CREATIVE DIRECTION

HERITAGE PERSPECTIVES

ヘリテージという視座

アフラ&トビア・スカルパとの重要な協働の第一章を経て、Maxaltoは1993年、アントニオ・チッテリオを唯一のデザイナーとして迎え、新たな時代の幕を開けました。1996年に発表された彼の初コレクションが、その転換点を象徴しています。アントニオ・チッテリオの創作は、当初は20世紀初頭のスタイルに、次いで両大戦間のフランスデザインにインスピレーションの源を求めました。その中で彼は、常に現代の美意識のトレンドを読み解く、新しく効果的な手法を模索し続けてきたのです。チッテリオにとって、Maxaltoは「モダン・ネオクラシック」のコレクションを研究し、生み出すための実験工房のような存在です。その作品は、造形や仕上げにおいてイタリア人建築家の現代的な視点を通して再構築された「ネオクラシック」であり、また住まい全体を統一的かつ調和のとれた空間として捉え、快適な居住性を追求するという意味で「モダン」です。似ているようでいて、ひとつひとつが異なる個性をもつMaxaltoの家具は、住まいをパーソナライズし、その空間は持ち主の美意識と生き方を映し出す唯一無二のステージとなるのです。Maxaltoの製品は、一過性の流行やファッションに決して縛られません。むしろ、快適さの多様性、集う喜び、そして社会的な側面をも併せ持つプライベートな空間としての家。その豊かなあり方を提案し続けているのです。

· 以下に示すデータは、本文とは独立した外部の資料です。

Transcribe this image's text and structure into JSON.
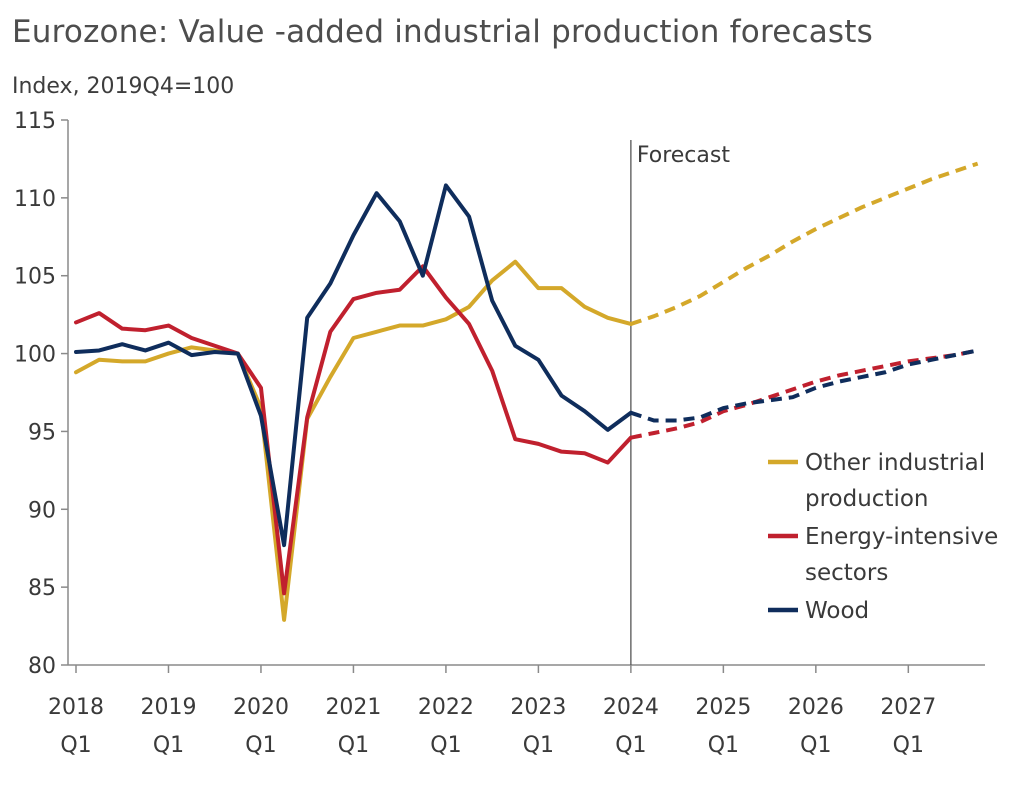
{
  "chart_data": {
    "type": "line",
    "title": "Eurozone: Value -added industrial production forecasts",
    "ylabel": "Index, 2019Q4=100",
    "ylim": [
      80,
      115
    ],
    "yticks": [
      80,
      85,
      90,
      95,
      100,
      105,
      110,
      115
    ],
    "x_start_quarter": "2018 Q1",
    "x_tick_labels": [
      [
        "2018",
        "Q1"
      ],
      [
        "2019",
        "Q1"
      ],
      [
        "2020",
        "Q1"
      ],
      [
        "2021",
        "Q1"
      ],
      [
        "2022",
        "Q1"
      ],
      [
        "2023",
        "Q1"
      ],
      [
        "2024",
        "Q1"
      ],
      [
        "2025",
        "Q1"
      ],
      [
        "2026",
        "Q1"
      ],
      [
        "2027",
        "Q1"
      ]
    ],
    "forecast_marker": {
      "label": "Forecast",
      "x": "2024 Q1"
    },
    "legend_position": "right",
    "series": [
      {
        "name": "Other industrial production",
        "legend_lines": [
          "Other industrial",
          "production"
        ],
        "color": "#D4A82A",
        "actual": [
          98.8,
          99.6,
          99.5,
          99.5,
          100.0,
          100.4,
          100.2,
          100.0,
          96.5,
          82.9,
          95.8,
          98.5,
          101.0,
          101.4,
          101.8,
          101.8,
          102.2,
          103.0,
          104.7,
          105.9,
          104.2,
          104.2,
          103.0,
          102.3,
          101.9
        ],
        "forecast": [
          101.9,
          102.4,
          103.0,
          103.7,
          104.6,
          105.5,
          106.3,
          107.2,
          108.0,
          108.7,
          109.4,
          110.0,
          110.6,
          111.2,
          111.7,
          112.2
        ]
      },
      {
        "name": "Energy-intensive sectors",
        "legend_lines": [
          "Energy-intensive",
          "sectors"
        ],
        "color": "#C0202E",
        "actual": [
          102.0,
          102.6,
          101.6,
          101.5,
          101.8,
          101.0,
          100.5,
          100.0,
          97.8,
          84.6,
          95.9,
          101.4,
          103.5,
          103.9,
          104.1,
          105.6,
          103.6,
          101.9,
          98.9,
          94.5,
          94.2,
          93.7,
          93.6,
          93.0,
          94.6
        ],
        "forecast": [
          94.6,
          94.9,
          95.2,
          95.6,
          96.3,
          96.7,
          97.2,
          97.7,
          98.2,
          98.6,
          98.9,
          99.2,
          99.5,
          99.7,
          99.9,
          100.2
        ]
      },
      {
        "name": "Wood",
        "legend_lines": [
          "Wood"
        ],
        "color": "#0F2D5C",
        "actual": [
          100.1,
          100.2,
          100.6,
          100.2,
          100.7,
          99.9,
          100.1,
          100.0,
          96.0,
          87.7,
          102.3,
          104.5,
          107.6,
          110.3,
          108.5,
          105.0,
          110.8,
          108.8,
          103.4,
          100.5,
          99.6,
          97.3,
          96.3,
          95.1,
          96.2
        ],
        "forecast": [
          96.2,
          95.7,
          95.7,
          95.9,
          96.5,
          96.8,
          97.0,
          97.2,
          97.8,
          98.2,
          98.5,
          98.8,
          99.3,
          99.6,
          99.9,
          100.2
        ]
      }
    ]
  }
}
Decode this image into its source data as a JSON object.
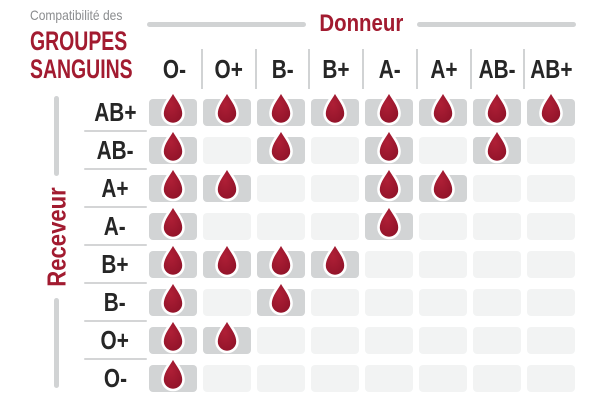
{
  "title": {
    "eyebrow": "Compatibilité des",
    "main_line1": "GROUPES",
    "main_line2": "SANGUINS"
  },
  "axes": {
    "donor": "Donneur",
    "receiver": "Receveur"
  },
  "icons": {
    "compatible_marker": "blood-drop-icon"
  },
  "colors": {
    "accent_red": "#A21B30",
    "drop_red": "#AF1F36",
    "drop_red_dark": "#8E1228",
    "cell_filled": "#D2D4D5",
    "cell_empty": "#F2F3F3",
    "line_gray": "#D1D3D4",
    "text_gray": "#8B8D8F",
    "text_dark": "#262626"
  },
  "chart_data": {
    "type": "table",
    "title": "Compatibilité des GROUPES SANGUINS",
    "x_axis_label": "Donneur",
    "y_axis_label": "Receveur",
    "columns": [
      "O-",
      "O+",
      "B-",
      "B+",
      "A-",
      "A+",
      "AB-",
      "AB+"
    ],
    "rows": [
      "AB+",
      "AB-",
      "A+",
      "A-",
      "B+",
      "B-",
      "O+",
      "O-"
    ],
    "marker": "blood-drop = compatible, empty cell = incompatible",
    "compatibility": [
      [
        1,
        1,
        1,
        1,
        1,
        1,
        1,
        1
      ],
      [
        1,
        0,
        1,
        0,
        1,
        0,
        1,
        0
      ],
      [
        1,
        1,
        0,
        0,
        1,
        1,
        0,
        0
      ],
      [
        1,
        0,
        0,
        0,
        1,
        0,
        0,
        0
      ],
      [
        1,
        1,
        1,
        1,
        0,
        0,
        0,
        0
      ],
      [
        1,
        0,
        1,
        0,
        0,
        0,
        0,
        0
      ],
      [
        1,
        1,
        0,
        0,
        0,
        0,
        0,
        0
      ],
      [
        1,
        0,
        0,
        0,
        0,
        0,
        0,
        0
      ]
    ]
  }
}
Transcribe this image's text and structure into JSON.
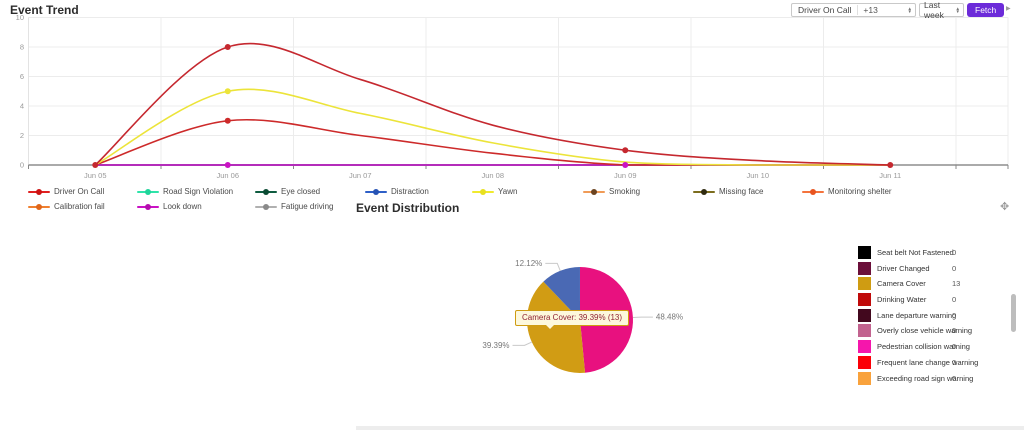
{
  "colors": {
    "accent": "#6c2bd9",
    "axis": "#555555",
    "grid": "#ececec",
    "tick_text": "#999999"
  },
  "header": {
    "trend_title": "Event Trend",
    "events_select": {
      "label": "Driver On Call",
      "badge": "+13"
    },
    "range_select": {
      "value": "Last week"
    },
    "fetch_label": "Fetch"
  },
  "trend_legend": {
    "rows": [
      [
        {
          "label": "Driver On Call",
          "line": "#e02020",
          "dot": "#cc1414"
        },
        {
          "label": "Road Sign Violation",
          "line": "#2ee3a9",
          "dot": "#1fd49a"
        },
        {
          "label": "Eye closed",
          "line": "#0e5c40",
          "dot": "#0b4a33"
        },
        {
          "label": "Distraction",
          "line": "#2e5fc7",
          "dot": "#2753b4"
        },
        {
          "label": "Yawn",
          "line": "#f0ea2e",
          "dot": "#e8e020"
        },
        {
          "label": "Smoking",
          "line": "#f09b57",
          "dot": "#6b4320"
        },
        {
          "label": "Missing face",
          "line": "#7c6d1e",
          "dot": "#2f2a10"
        },
        {
          "label": "Monitoring shelter",
          "line": "#f4733c",
          "dot": "#e85420"
        }
      ],
      [
        {
          "label": "Calibration fail",
          "line": "#ef8030",
          "dot": "#e0661a"
        },
        {
          "label": "Look down",
          "line": "#ca12c4",
          "dot": "#b40eae"
        },
        {
          "label": "Fatigue driving",
          "line": "#b0b0b0",
          "dot": "#8a8a8a"
        }
      ]
    ]
  },
  "distribution": {
    "title": "Event Distribution",
    "tooltip": "Camera Cover: 39.39% (13)",
    "legend": [
      {
        "label": "Seat belt Not Fastened",
        "value": "0",
        "color": "#000000"
      },
      {
        "label": "Driver Changed",
        "value": "0",
        "color": "#6b0f3a"
      },
      {
        "label": "Camera Cover",
        "value": "13",
        "color": "#cf9c12"
      },
      {
        "label": "Drinking Water",
        "value": "0",
        "color": "#c00a0a"
      },
      {
        "label": "Lane departure warning",
        "value": "0",
        "color": "#42081e"
      },
      {
        "label": "Overly close vehicle warning",
        "value": "0",
        "color": "#c2638f"
      },
      {
        "label": "Pedestrian collision warning",
        "value": "0",
        "color": "#f516ac"
      },
      {
        "label": "Frequent lane change warning",
        "value": "0",
        "color": "#fb0007"
      },
      {
        "label": "Exceeding road sign warning",
        "value": "0",
        "color": "#f9a23c"
      }
    ]
  },
  "chart_data": [
    {
      "type": "line",
      "title": "Event Trend",
      "x": [
        "Jun 05",
        "Jun 06",
        "Jun 07",
        "Jun 08",
        "Jun 09",
        "Jun 10",
        "Jun 11"
      ],
      "ylim": [
        0,
        10
      ],
      "yticks": [
        0,
        2,
        4,
        6,
        8,
        10
      ],
      "grid": true,
      "legend_position": "bottom",
      "series": [
        {
          "name": "Road Sign Violation",
          "color": "#2ee3a9",
          "values": [
            0,
            0,
            0,
            0,
            0,
            0,
            0
          ],
          "markers": []
        },
        {
          "name": "Eye closed",
          "color": "#0e5c40",
          "values": [
            0,
            0,
            0,
            0,
            0,
            0,
            0
          ],
          "markers": []
        },
        {
          "name": "Smoking",
          "color": "#f09b57",
          "values": [
            0,
            0,
            0,
            0,
            0,
            0,
            0
          ],
          "markers": []
        },
        {
          "name": "Missing face",
          "color": "#7c6d1e",
          "values": [
            0,
            0,
            0,
            0,
            0,
            0,
            0
          ],
          "markers": []
        },
        {
          "name": "Calibration fail",
          "color": "#ef8030",
          "values": [
            0,
            0,
            0,
            0,
            0,
            0,
            0
          ],
          "markers": []
        },
        {
          "name": "Fatigue driving",
          "color": "#b0b0b0",
          "values": [
            0,
            0,
            0,
            0,
            0,
            0,
            0
          ],
          "markers": []
        },
        {
          "name": "Distraction",
          "color": "#2e5fc7",
          "values": [
            0,
            0,
            0,
            0,
            0,
            0,
            0
          ],
          "markers": []
        },
        {
          "name": "Look down",
          "color": "#ca12c4",
          "values": [
            0,
            0,
            0,
            0,
            0,
            0,
            0
          ],
          "markers": [
            1,
            4
          ]
        },
        {
          "name": "Monitoring shelter",
          "color": "#cd2a2a",
          "values": [
            0,
            3,
            2,
            0.8,
            0,
            0,
            0
          ],
          "markers": [
            1
          ]
        },
        {
          "name": "Yawn",
          "color": "#ece43a",
          "values": [
            0,
            5,
            3.5,
            1.5,
            0.2,
            0,
            0
          ],
          "markers": [
            1
          ]
        },
        {
          "name": "Driver On Call",
          "color": "#c5282f",
          "values": [
            0,
            8,
            5.8,
            2.7,
            1,
            0.3,
            0
          ],
          "markers": [
            0,
            1,
            4,
            6
          ]
        }
      ]
    },
    {
      "type": "pie",
      "title": "Event Distribution",
      "slices": [
        {
          "name": "",
          "label": "48.48%",
          "pct": 48.48,
          "color": "#e8117f"
        },
        {
          "name": "Camera Cover",
          "label": "39.39%",
          "pct": 39.39,
          "color": "#d19c14",
          "count": 13
        },
        {
          "name": "",
          "label": "12.12%",
          "pct": 12.12,
          "color": "#4a69b4"
        }
      ],
      "tooltip": "Camera Cover: 39.39% (13)",
      "legend_position": "right"
    }
  ]
}
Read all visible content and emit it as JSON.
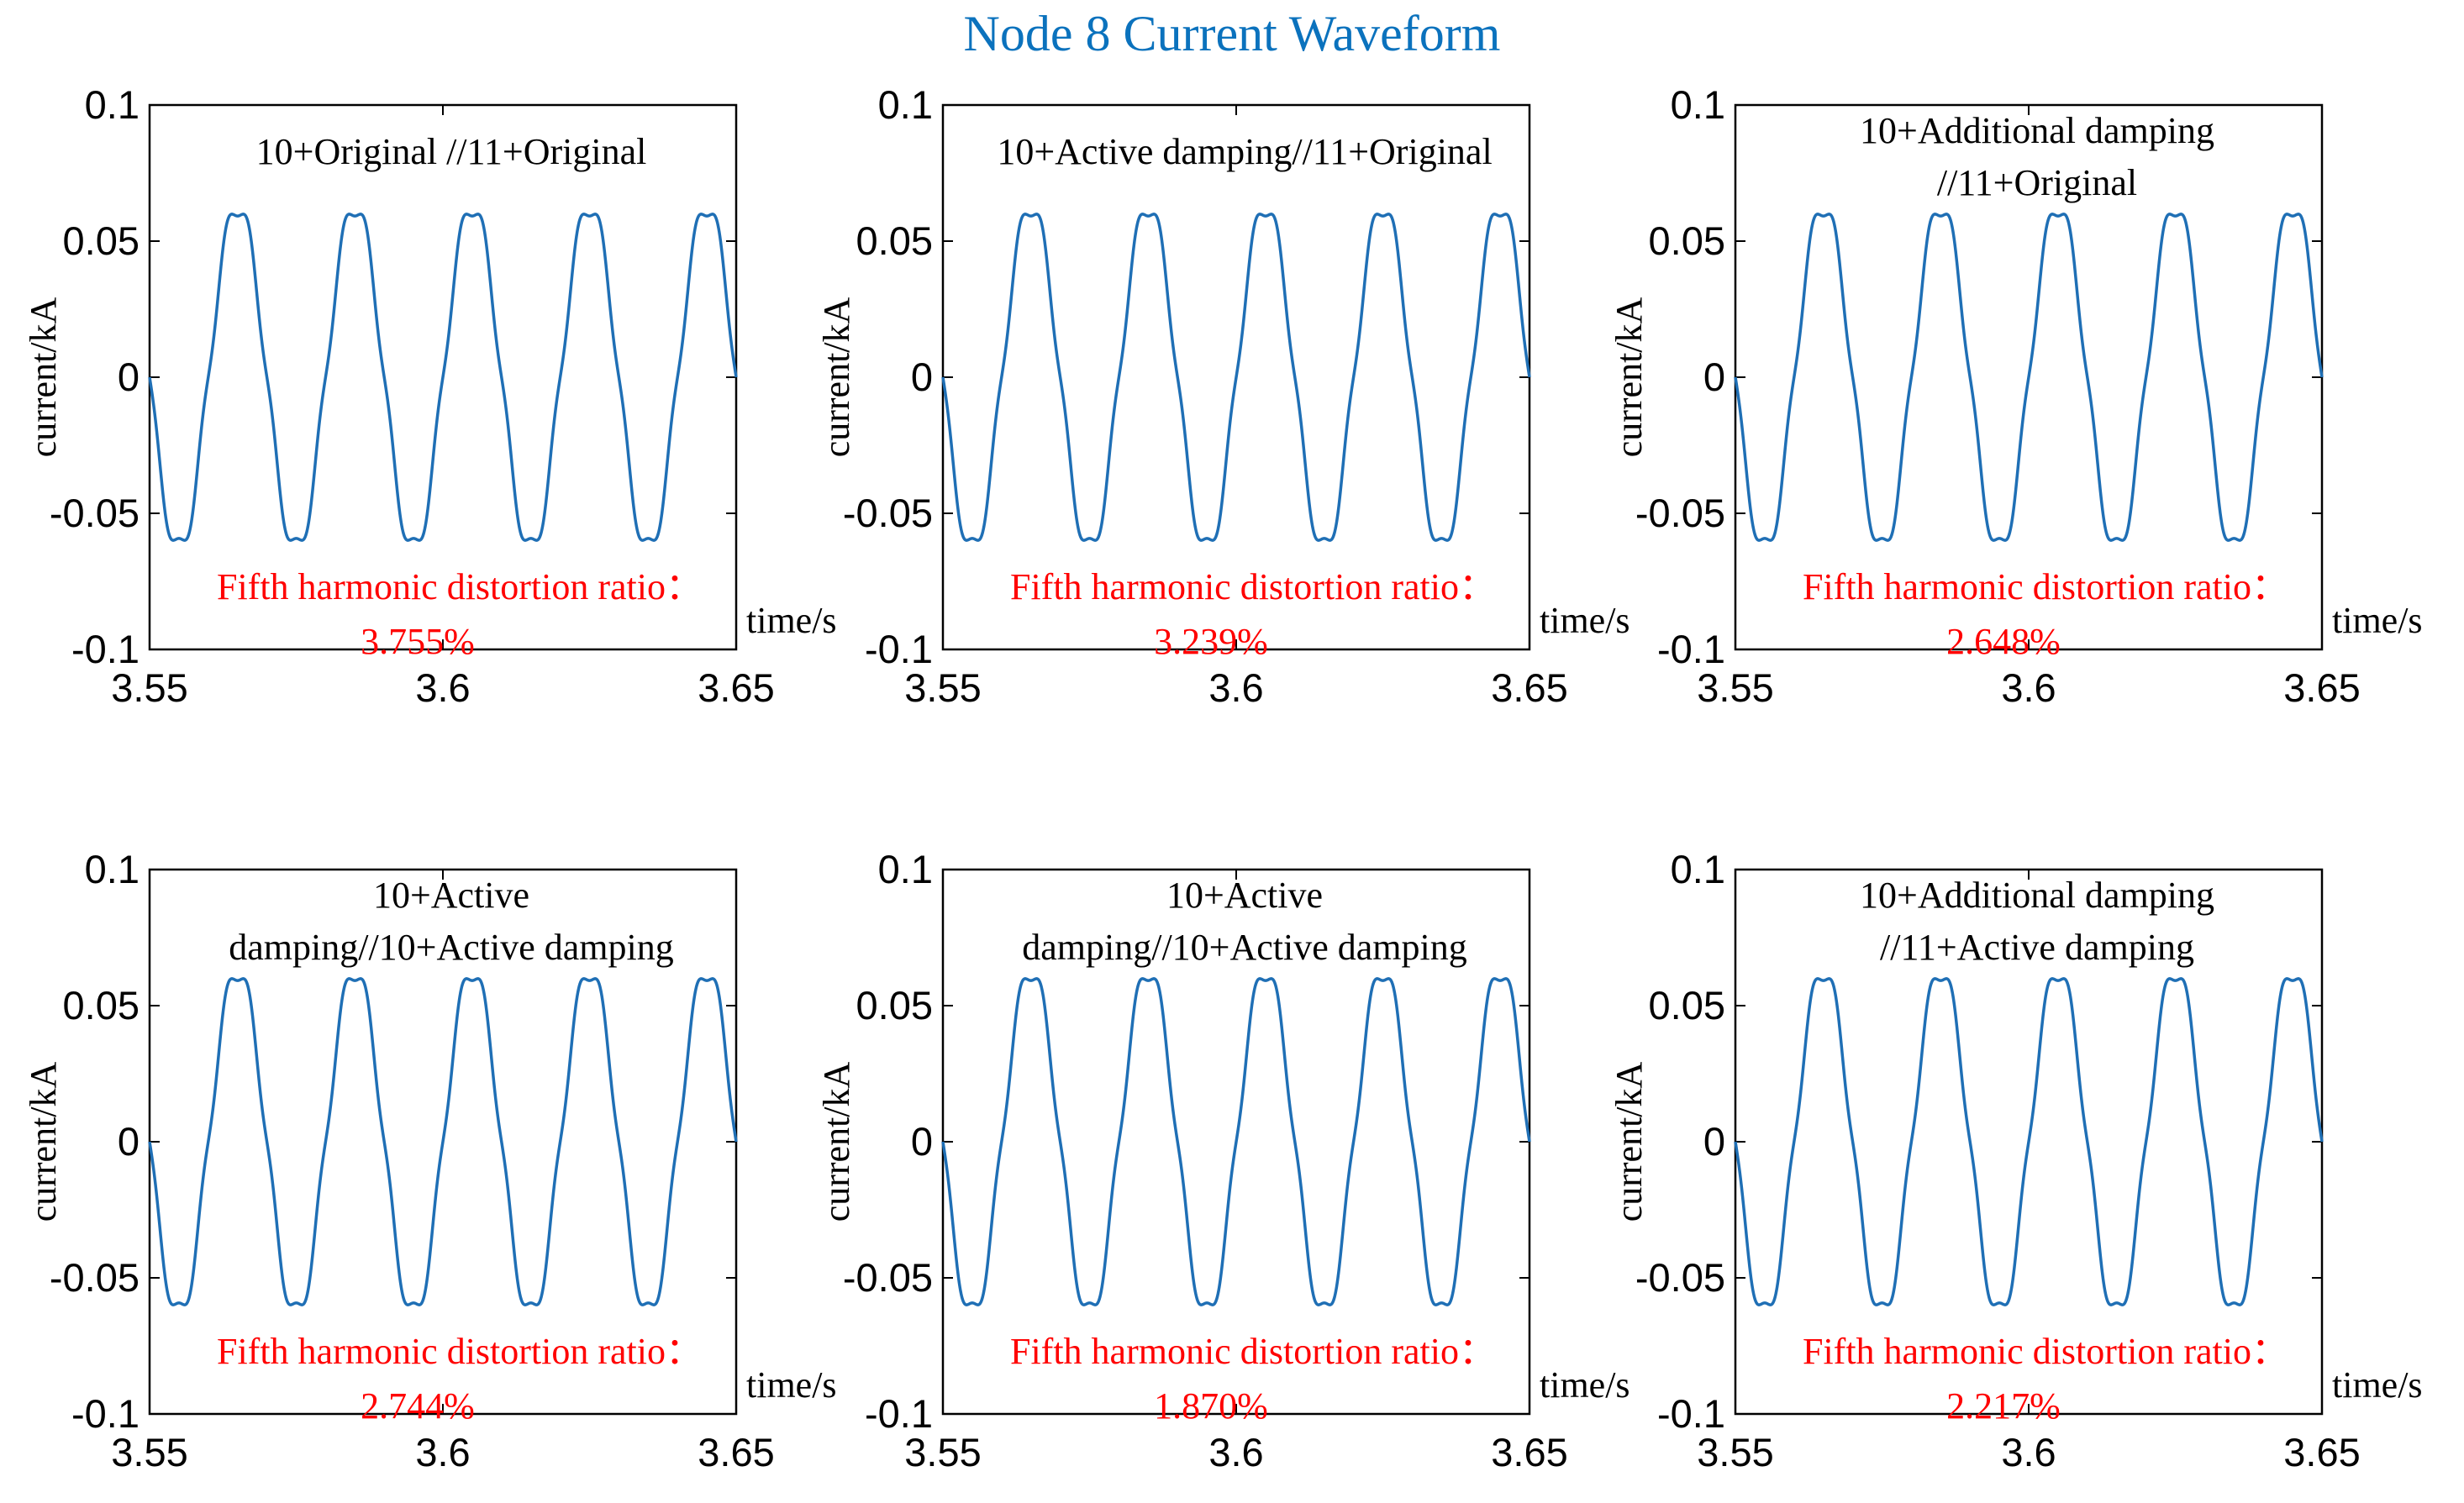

「単なるプロダクトではなく、ひとつの空間の概念を生み出すことを目的としたデザインプロセスの始まりにおいて、最終的なゴールは必ずしも明確ではありません。鍵となるのは、最初は曖昧だったものの輪郭を、徐々に鮮明にしていくこと。それは、フォルム、構造、そして素材と、忍耐強く向き合う作業によってのみ達成されます。私とMaxaltoのデザインの旅は、1990年代半ば、ひとつのヴィジョンから始まりました。それは、フランスの薫り漂う上質なインテリアを想定した、架空の舞台空間のような光景です。そこにあるのは、美しさがもたらす喜びと、果たすべき機能とを両立する製品でした。この情景を現実のものとするために、いくつかの重要な視点がありました。モダニズムの時に窮屈になりがちな幾何学性を和らげた、ジャン=ミシェル・フランクのような過去の独創的なデザイナーたち。最高峰の品質を追求する、メーカーと技術者たちの献身。そして、これらの製品を世の中に伝える役割を担うスペシャリストたちの確かな目です。長年の歳月を経て今、私たちが当初の構想(特定の空間を築くという理念)に忠実な、一貫性のある製品の世界を創造できたと実感しています。言ってみれば、私たちは『賭けに勝った』のです。それらが一冊に集められた今、私はそれを単なるカタログではなく、一冊の書物、あるいは私自身の半生を綴った自伝のように感じています。ひとつの創作のサイクルが完結した感覚があり、これらの作品はデザイナーの手を離れ、自由に世界へと羽ばたいていく準備ができています。現代の暮らしに豊かさと多様性をもたらす実体として、これからも長く愛され続けていくでしょう。25年前に始めたこの挑戦の成果として、これ以上の喜びはありません。」